Le Parlement européen a recommandé l’élargissement du mandat de la Minurso au contrôle des droits de l’Homme. De quel droit se permet-il d’interférer dans une question du ressort exclusif de l’ONU, qui plus est rejetée par le Conseil de sécurité ? Eclairage.

L’amendement introduit dans le rapport du Parlement européen sur les droits de l’Homme et la démocratie, à l’instigation de partis nordiques nostalgiques de la vieille époque communiste, est problématique à tout point de vue. A toutes fins utiles, il faut préciser que les prérogatives de la Minurso relèvent exclusivement du Conseil de sécurité, qui est le seul habilité à statuer sur la question.

Or, le Parlement européen semble oublier que cette revendication séparatiste avait été rejetée la première fois en 2010 par le même Conseil de sécurité, avant d’être relancée en avril 2013 et balayée par la plus haute instance décisive des Nations Unies.

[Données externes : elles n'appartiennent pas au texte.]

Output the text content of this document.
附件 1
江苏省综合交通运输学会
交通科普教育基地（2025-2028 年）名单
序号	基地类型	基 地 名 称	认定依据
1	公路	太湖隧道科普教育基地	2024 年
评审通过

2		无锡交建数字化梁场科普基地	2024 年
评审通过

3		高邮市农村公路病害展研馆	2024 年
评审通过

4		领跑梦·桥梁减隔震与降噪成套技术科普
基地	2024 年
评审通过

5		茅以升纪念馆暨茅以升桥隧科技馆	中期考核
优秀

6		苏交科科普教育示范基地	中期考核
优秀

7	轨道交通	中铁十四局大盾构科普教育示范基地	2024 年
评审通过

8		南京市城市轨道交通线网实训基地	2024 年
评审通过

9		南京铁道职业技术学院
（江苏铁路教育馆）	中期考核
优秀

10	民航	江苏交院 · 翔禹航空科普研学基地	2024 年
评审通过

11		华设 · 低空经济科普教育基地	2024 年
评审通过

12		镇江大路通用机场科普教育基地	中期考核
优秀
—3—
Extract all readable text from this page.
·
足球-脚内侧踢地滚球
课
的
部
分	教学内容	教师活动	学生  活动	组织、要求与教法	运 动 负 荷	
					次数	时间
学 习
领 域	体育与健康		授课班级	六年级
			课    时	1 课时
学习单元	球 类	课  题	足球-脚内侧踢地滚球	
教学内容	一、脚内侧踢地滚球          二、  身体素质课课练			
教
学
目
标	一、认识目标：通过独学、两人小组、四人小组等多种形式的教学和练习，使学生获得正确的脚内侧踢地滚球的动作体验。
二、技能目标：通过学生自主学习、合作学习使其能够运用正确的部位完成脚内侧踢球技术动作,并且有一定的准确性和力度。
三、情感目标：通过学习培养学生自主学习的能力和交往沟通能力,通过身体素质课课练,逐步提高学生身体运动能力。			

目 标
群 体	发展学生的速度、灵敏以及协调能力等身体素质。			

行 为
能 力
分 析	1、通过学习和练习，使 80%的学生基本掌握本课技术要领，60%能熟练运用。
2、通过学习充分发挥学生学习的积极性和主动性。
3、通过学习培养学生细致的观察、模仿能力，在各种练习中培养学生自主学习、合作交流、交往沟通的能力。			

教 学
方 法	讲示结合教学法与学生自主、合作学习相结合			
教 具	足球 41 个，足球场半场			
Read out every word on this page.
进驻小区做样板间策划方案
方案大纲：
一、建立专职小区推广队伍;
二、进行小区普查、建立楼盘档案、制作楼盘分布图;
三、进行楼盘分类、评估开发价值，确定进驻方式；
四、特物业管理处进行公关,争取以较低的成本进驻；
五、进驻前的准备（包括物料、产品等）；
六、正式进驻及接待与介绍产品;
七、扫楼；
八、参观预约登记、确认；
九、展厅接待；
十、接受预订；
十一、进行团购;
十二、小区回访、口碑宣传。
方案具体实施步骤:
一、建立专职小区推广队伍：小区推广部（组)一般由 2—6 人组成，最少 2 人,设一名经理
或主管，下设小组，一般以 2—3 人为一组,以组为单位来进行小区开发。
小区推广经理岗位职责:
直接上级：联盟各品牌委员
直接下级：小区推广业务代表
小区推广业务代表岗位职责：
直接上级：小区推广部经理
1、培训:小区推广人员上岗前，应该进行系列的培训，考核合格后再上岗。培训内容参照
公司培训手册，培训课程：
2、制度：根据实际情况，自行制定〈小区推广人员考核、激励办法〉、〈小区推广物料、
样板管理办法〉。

L’on se souvient parfaitement de l’intervention décisive du roi Mohammed VI pour faire échec à cette manœuvre destinée davantage à remettre en question le principe de souveraineté du Maroc sur son Sahara qu’à servir la situation des droits de l’homme qui, au Sahara comme partout à travers le royaume, est de loin meilleure que celle prévalant dans les camps de Tindouf, pour ne parler que de l’Algérie, qui détient la palme des violations humanitaires.

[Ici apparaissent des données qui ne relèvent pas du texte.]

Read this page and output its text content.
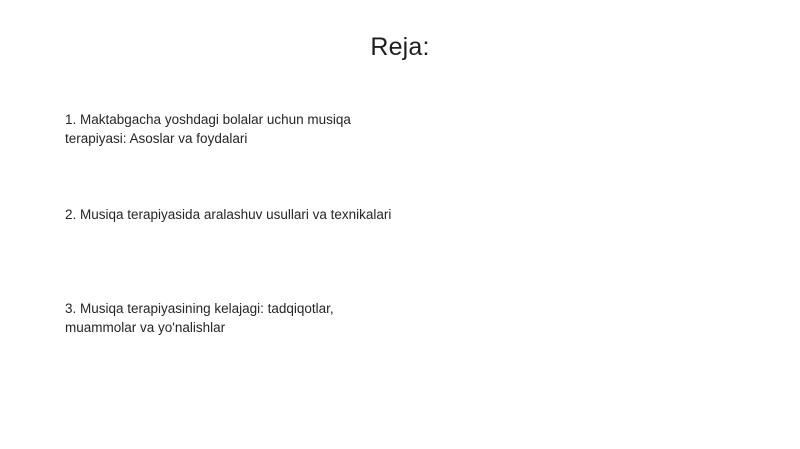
Reja:
1. Maktabgacha yoshdagi bolalar uchun musiqa terapiyasi: Asoslar va foydalari
2. Musiqa terapiyasida aralashuv usullari va texnikalari
3. Musiqa terapiyasining kelajagi: tadqiqotlar, muammolar va yo'nalishlar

La recommandation du Parlement européen, à l'instigation du lobby algéro-séparatiste, devient absurde dès lors qu’elle prend le parti des bourreaux des droits de l’homme, qui semblent prendre plaisir à se calfeutrer dans leur posture victimaire au gré d’une gauche nordique nostalgique de la belle époque de l’utopie communiste.

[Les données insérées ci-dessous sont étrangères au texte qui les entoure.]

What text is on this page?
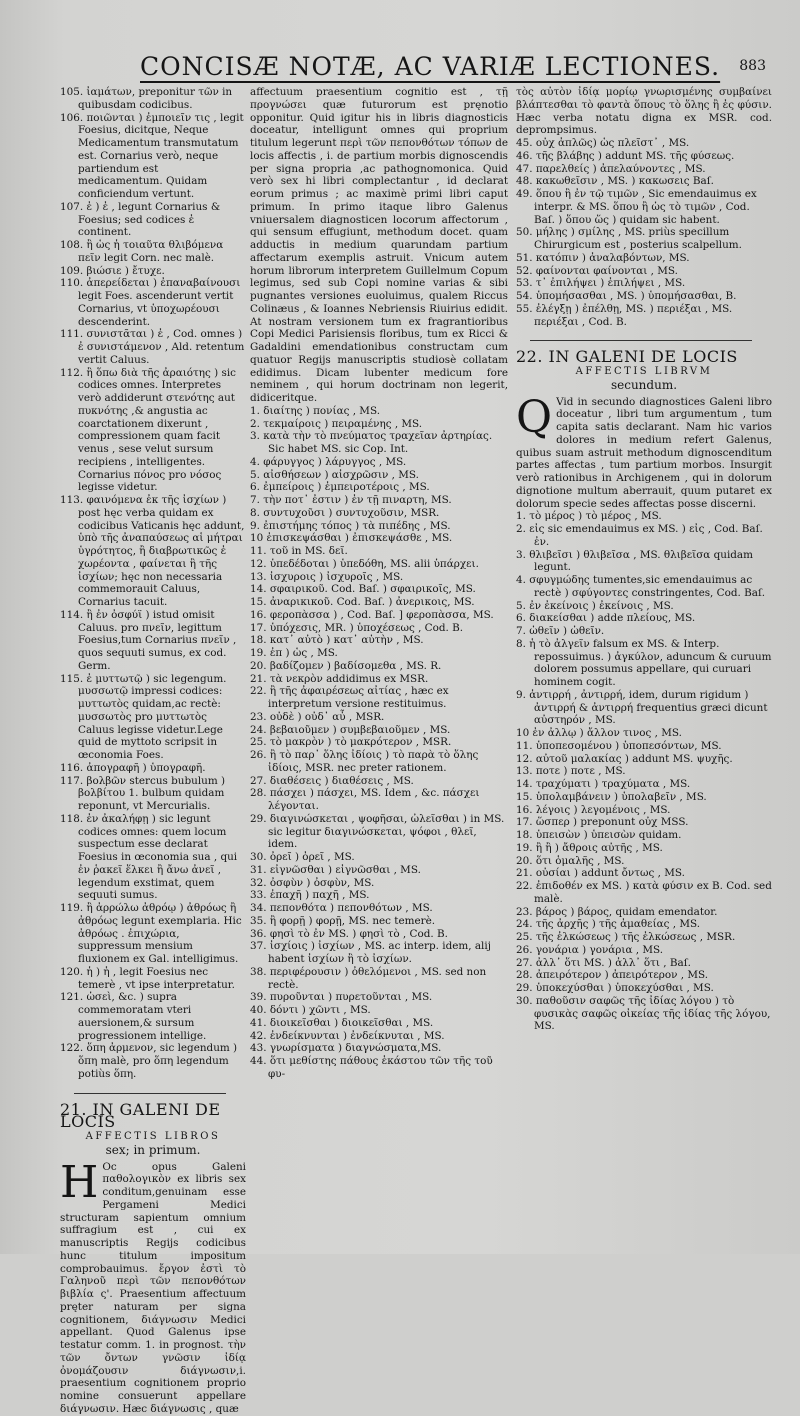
CONCISÆ NOTÆ, AC VARIÆ LECTIONES. 883
105. ἰαμάτων, preponitur τῶν in quibusdam codicibus.
106. ποιῶνται ) ἐμποιεῖν τις , legit Foesius, dicitque, Neque Medicamentum transmutatum est. Cornarius verò, neque partiendum est medicamentum. Quidam conficiendum vertunt.
107. ἐ ) ἐ , legunt Cornarius & Foesius; sed codices ἐ continent.
108. ἢ ὡς ἡ τοιαῦτα θλιβόμενα πεῖν legit Corn. nec malè.
109. βιώσιε ) ἔτυχε.
110. ἀπερείδεται ) ἐπαναβαίνουσι legit Foes. ascenderunt vertit Cornarius, vt ὑποχωρέουσι descenderint.
111. συνιστᾶται ) ἐ , Cod. omnes ) ἐ συνιστάμενον , Ald. retentum vertit Caluus.
112. ἢ ὅπω διὰ τῆς ἀραιότης ) sic codices omnes. Interpretes verò addiderunt στενότης aut πυκνότης ,& angustia ac coarctationem dixerunt , compressionem quam facit venus , sese velut sursum recipiens , intelligentes. Cornarius πόνος pro νόσος legisse videtur.
113. φαινόμενα ἐκ τῆς ἰσχίων ) post hęc verba quidam ex codicibus Vaticanis hęc addunt, ὑπὸ τῆς ἀναπαύσεως αἱ μήτραι ὑγρότητος, ἢ διαβρωτικῶς ἐ χωρέοντα , φαίνεται ἢ τῆς ἰσχίων; hęc non necessaria commemorauit Caluus, Cornarius tacuit.
114. ἢ ἐν ὀσφύϊ ) istud omisit Caluus. pro πνεῖν, legittum Foesius,tum Cornarius πνεῖν , quos sequuti sumus, ex cod. Germ.
115. ἐ μυττωτῷ ) sic legengum. μυσσωτῷ impressi codices: μυττωτὸς quidam,ac rectè: μυσσωτὸς pro μυττωτὸς Caluus legisse videtur.Lege quid de myttoto scripsit in œconomia Foes.
116. ἀπογραφῆ ) ὑπογραφῆ.
117. βολβῶν stercus bubulum ) βολβίτου 1. bulbum quidam reponunt, vt Mercurialis.
118. ἐν ἀκαλήφῃ ) sic legunt codices omnes: quem locum suspectum esse declarat Foesius in œconomia sua , qui ἐν ῥακεῖ ἕλκει ἢ ἄνω ἀνεῖ , legendum exstimat, quem sequuti sumus.
119. ἢ ἀρρώλω ἀθρόῳ ) ἀθρόως ἢ ἀθρόως legunt exemplaria. Hic ἀθρόως . ἐπιχώρια, suppressum mensium fluxionem ex Gal. intelligimus.
120. ἡ ) ἡ , legit Foesius nec temerè , vt ipse interpretatur.
121. ὡσεὶ, &c. ) supra commemoratam vteri auersionem,& sursum progressionem intellige.
122. ὅπη ἀρμενον, sic legendum ) ὅπη malè, pro ὅπη legendum potiùs ὅπη.
21. IN GALENI DE LOCIS
AFFECTIS LIBROS
sex; in primum.
H Oc opus Galeni παθολογικὸν ex libris sex conditum,genuinam esse Pergameni Medici structuram sapientum omnium suffragium est , cui ex manuscriptis Regijs codicibus hunc titulum impositum comprobauimus. ἔργον ἐστὶ τὸ Γαληνοῦ περὶ τῶν πεπονθότων βιβλία ς'. Praesentium affectuum pręter naturam per signa cognitionem, διάγνωσιν Medici appellant. Quod Galenus ipse testatur comm. 1. in prognost. τὴν τῶν ὄντων γνῶσιν ἰδίᾳ ὀνομάζουσιν διάγνωσιν,i. praesentium cognitionem proprio nomine consuerunt appellare διάγνωσιν. Hæc διάγνωσις , quæ
affectuum praesentium cognitio est , τῇ προγνώσει quæ futurorum est pręnotio opponitur. Quid igitur his in libris diagnosticis doceatur, intelligunt omnes qui proprium titulum legerunt περὶ τῶν πεπονθότων τόπων de locis affectis , i. de partium morbis dignoscendis per signa propria ,ac pathognomonica. Quid verò sex hi libri complectantur , id declarat eorum primus ; ac maximè primi libri caput primum. In primo itaque libro Galenus vniuersalem diagnosticen locorum affectorum , qui sensum effugiunt, methodum docet. quam adductis in medium quarundam partium affectarum exemplis astruit. Vnicum autem horum librorum interpretem Guillelmum Copum legimus, sed sub Copi nomine varias & sibi pugnantes versiones euoluimus, qualem Riccus Colinæus , & Ioannes Nebriensis Riuirius edidit. At nostram versionem tum ex fragrantioribus Copi Medici Parisiensis floribus, tum ex Ricci & Gadaldini emendationibus constructam cum quatuor Regijs manuscriptis studiosè collatam edidimus. Dicam lubenter medicum fore neminem , qui horum doctrinam non legerit, didiceritque.
1. διαίτης ) πονίας , MS.
2. τεκμαίροις ) πειραμένης , MS.
3. κατὰ τὴν τὸ πνεύματος τραχεῖαν ἀρτηρίας. Sic habet MS. sic Cop. Int.
4. φάρυγγος ) λάρυγγος , MS.
5. αἰσθήσεων ) αἰσχρῶσιν , MS.
6. ἐμπείροις ) ἐμπειροτέροις , MS.
7. τὴν ποτ᾽ ἐστιν ) ἐν τῇ πιναρτη, MS.
8. συντυχοῦσι ) συντυχοῦσιν, MSR.
9. ἐπιστήμης τόπος ) τὰ πιπέδης , MS.
10 ἐπισκεψάσθαι ) ἐπισκεψάσθε , MS.
11. τοῦ in MS. δεῖ.
12. ὑπεδέδοται ) ὑπεδόθη, MS. alii ὑπάρχει.
13. ἰσχυροις ) ἰσχυροῖς , MS.
14. σφαιρικοῦ. Cod. Baſ. ) σφαιρικοῖς, MS.
15. ἀναρικικοῦ. Cod. Baſ. ) ἀνερικοις, MS.
16. φεροπὰσσα ) , Cod. Baſ. ] φεροπὰσσα, MS.
17. ὑπόχεσις, MR. ) ὑποχέσεως , Cod. B.
18. κατ᾽ αὐτὸ ) κατ᾽ αὐτὴν , MS.
19. ἐπ ) ὡς , MS.
20. βαδίζομεν ) βαδίσομεθα , MS. R.
21. τὰ νεκρὸν addidimus ex MSR.
22. ἢ τῆς ἀφαιρέσεως αἰτίας , hæc ex interpretum versione restituimus.
23. οὐδὲ ) οὐδ᾽ αὖ , MSR.
24. βεβαιοῦμεν ) συμβεβαιοῦμεν , MS.
25. τὸ μακρὸν ) τὸ μακρότερον , MSR.
26. ἢ τὸ παρ᾽ ὅλης ἰδίοις ) τὸ παρὰ τὸ ὅλης ἰδίοις, MSR. nec preter rationem.
27. διαθέσεις ) διαθέσεις , MS.
28. πάσχει ) πάσχει, MS. Idem , &c. πάσχει λέγονται.
29. διαγινώσκεται , ψοφῆσαι, ὠλεῖσθαι ) in MS. sic legitur διαγινώσκεται, ψόφοι , θλεῖ, idem.
30. ὀρεῖ ) ὀρεῖ , MS.
31. εἰγνῶσθαι ) εἰγνῶσθαι , MS.
32. ὀσφὺν ) ὀσφὺν, MS.
33. ἐπαχῆ ) παχῆ , MS.
34. πεπονθότα ) πεπονθότων , MS.
35. ἢ φορῇ ) φορῇ, MS. nec temerè.
36. φησὶ τὸ ἐν MS. ) φησὶ τὸ , Cod. B.
37. ἰσχίοις ) ἰσχίων , MS. ac interp. idem, alij habent ἰσχίων ἢ τὸ ἰσχίων.
38. περιφέρουσιν ) ὀθελόμενοι , MS. sed non rectè.
39. πυροῦνται ) πυρετοῦνται , MS.
40. δόντι ) χῶντι , MS.
41. διοικεῖσθαι ) διοικεῖσθαι , MS.
42. ἐνδείκνυνται ) ἐνδείκνυται , MS.
43. γνωρίσματα ) διαγνώσματα,MS.
44. ὅτι μεθίστης πάθους ἑκάστου τῶν τῆς τοῦ φυ-
τὸς αὐτὸν ἰδίᾳ μορίῳ γνωρισμένης συμβαίνει βλάπτεσθαι τὸ φαντὰ ὅπους τὸ ὅλης ἢ ἐς φύσιν. Hæc verba notatu digna ex MSR. cod. deprompsimus.
45. οὐχ ἀπλῶς) ὡς πλεῖστ᾽ , MS.
46. τῆς βλάβης ) addunt MS. τῆς φύσεως.
47. παρελθείς ) ἀπελαύνοντες , MS.
48. κακωθεῖσιν , MS. ) κακωσεις Baſ.
49. ὅπου ἢ ἐν τῷ τιμῶν , Sic emendauimus ex interpr. & MS. ὅπου ἢ ὡς τὸ τιμῶν , Cod. Baſ. ) ὅπου ὥς ) quidam sic habent.
50. μήλης ) σμίλης , MS. priùs specillum Chirurgicum est , posterius scalpellum.
51. κατόπιν ) ἀναλαβόντων, MS.
52. φαίνονται φαίνονται , MS.
53. τ᾽ ἐπιλήψει ) ἐπιλήψει , MS.
54. ὑπομήσασθαι , MS. ) ὑπομήσασθαι, B.
55. ἐλέγξῃ ) ἐπέλθῃ, MS. ) περιέξαι , MS. περιέξαι , Cod. B.
22. IN GALENI DE LOCIS
AFFECTIS LIBRVM
secundum.
Q Vid in secundo diagnostices Galeni libro doceatur , libri tum argumentum , tum capita satis declarant. Nam hic varios dolores in medium refert Galenus, quibus suam astruit methodum dignoscenditum partes affectas , tum partium morbos. Insurgit verò rationibus in Archigenem , qui in dolorum dignotione multum aberrauit, quum putaret ex dolorum specie sedes affectas posse discerni.
1. τὸ μέρος ) τὸ μέρος , MS.
2. εἰς sic emendauimus ex MS. ) εἰς , Cod. Baſ. ἐν.
3. θλιβεῖσι ) θλιβεῖσα , MS. θλιβεῖσα quidam legunt.
4. σφυγμώδης tumentes,sic emendauimus ac rectè ) σφύγοντες constringentes, Cod. Baſ.
5. ἐν ἐκείνοις ) ἐκείνοις , MS.
6. διακείσθαι ) adde πλείους, MS.
7. ὠθεῖν ) ὠθεῖν.
8. ἡ τὸ ἀλγεῖν falsum ex MS. & Interp. repossuimus. ) ἀγκύλον, aduncum & curuum dolorem possumus appellare, qui curuari hominem cogit.
9. ἀντιρρή , ἀντιρρή, idem, durum rigidum ) ἀντιρρή & ἀντιρρή frequentius græci dicunt αὐστηρόν , MS.
10 ἐν ἀλλῳ ) ἄλλον τινος , MS.
11. ὑποπεσομένου ) ὑποπεσόντων, MS.
12. αὐτοῦ μαλακίας ) addunt MS. ψυχῆς.
13. ποτε ) ποτε , MS.
14. τραχύματι ) τραχύματα , MS.
15. ὑπολαμβάνειν ) ὑπολαβεῖν , MS.
16. λέγοις ) λεγομένοις , MS.
17. ὥσπερ ) preponunt οὐχ MSS.
18. ὑπεισὼν ) ὑπεισὼν quidam.
19. ἢ ἢ ) ἄθροις αὐτῆς , MS.
20. ὅτι ὁμαλῆς , MS.
21. οὐσίαι ) addunt ὄντως , MS.
22. ἐπιδοθέν ex MS. ) κατὰ φύσιν ex B. Cod. sed malè.
23. βάρος ) βάρος, quidam emendator.
24. τῆς ἀρχῆς ) τῆς ἀμαθείας , MS.
25. τῆς ἐλκώσεως ) τῆς ἐλκώσεως , MSR.
26. γονάρια ) γονάρια , MS.
27. ἀλλ᾽ ὅτι MS. ) ἀλλ᾽ ὅτι , Baſ.
28. ἀπειρότερον ) ἀπειρότερον , MS.
29. ὑποκεχύσθαι ) ὑποκεχύσθαι , MS.
30. παθοῦσιν σαφῶς τῆς ἰδίας λόγου ) τὸ φυσικὰς σαφῶς οἰκείας τῆς ἰδίας τῆς λόγου, MS.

Or, c’est par la Gauche verte nordique et le groupe confédéral de la Gauche unitaire (NGL/GUE) que l’amendement/scandale est arrivé. Il en ressort que la résolution du Parlement européen n’engage que ses membres qui ont voté (258 pour 251 contre).

Mais passons, car ce n’est pas la première fois que le Parlement européen recommande l'extension du mandat de la Minurso à un monitoring des droits de l’Homme au Sahara. Il faut bien rappeler que cette revendication a été lancée la première fois à la fin de l'année 2010, à l’occasion des tragiques événements de Gdeim Izik quand des séparatistes téléguidés à partir de Tindouf ont pris d’assaut cette localité située à 15 Km de Laâyoune tuant pas moins de 11 éléments des forces de l’ordre.

Une année plus tôt, en 2009 précisément, le Parlement européen en a fait de même en voulant se solidariser avec Aminatou Haïdar «en grève de la faim» à l’aéroport de Lanzarote aux Iles Canaries après son refoulement de l’aéroport Al Massira à Laâyoune où elle a refusé de remplir la case «nationalité» à son retour d’un voyage aux Etats-Unis. Et rebelote l'appel à élargir la mission de la Minurso aux droits de l'homme.

A l’évidence, on en est à un énième remake de ce scénario de déjà vu ! Mais voilà, la récidive du Parlement européen remet sur la table, aujourd’hui plus que tout autre temps, la question de nos relations avec l’Union européenne. Il est bien clair que nos adversaires essaient d'effectuer au niveau de l’UE ce qu’ils n’ont pas pu réaliser au niveau de l’ONU. Vu sous cet angle, l’activisme de la partie adverse au sein des instances européennes impose à la diplomatie marocaine de revoir sa stratégie vis-à-vis des voisins du Nord. Le Maroc ne peut pas être que ce bon élève de l'Union Européenne à qui on distribue de bons points sur des sujets aussi criants que la lutte contre le terrorisme et l'émigration illégale. Il n'y a aucun satisfecit à tirer pour le royaume de ces déclarations laudatives à son égard. Le partenariat avec l'UE est consubstantiel au soutien des pays européens à l'intégrité territoriale du royaume. Aucune concession n'est possible sur ce sujet.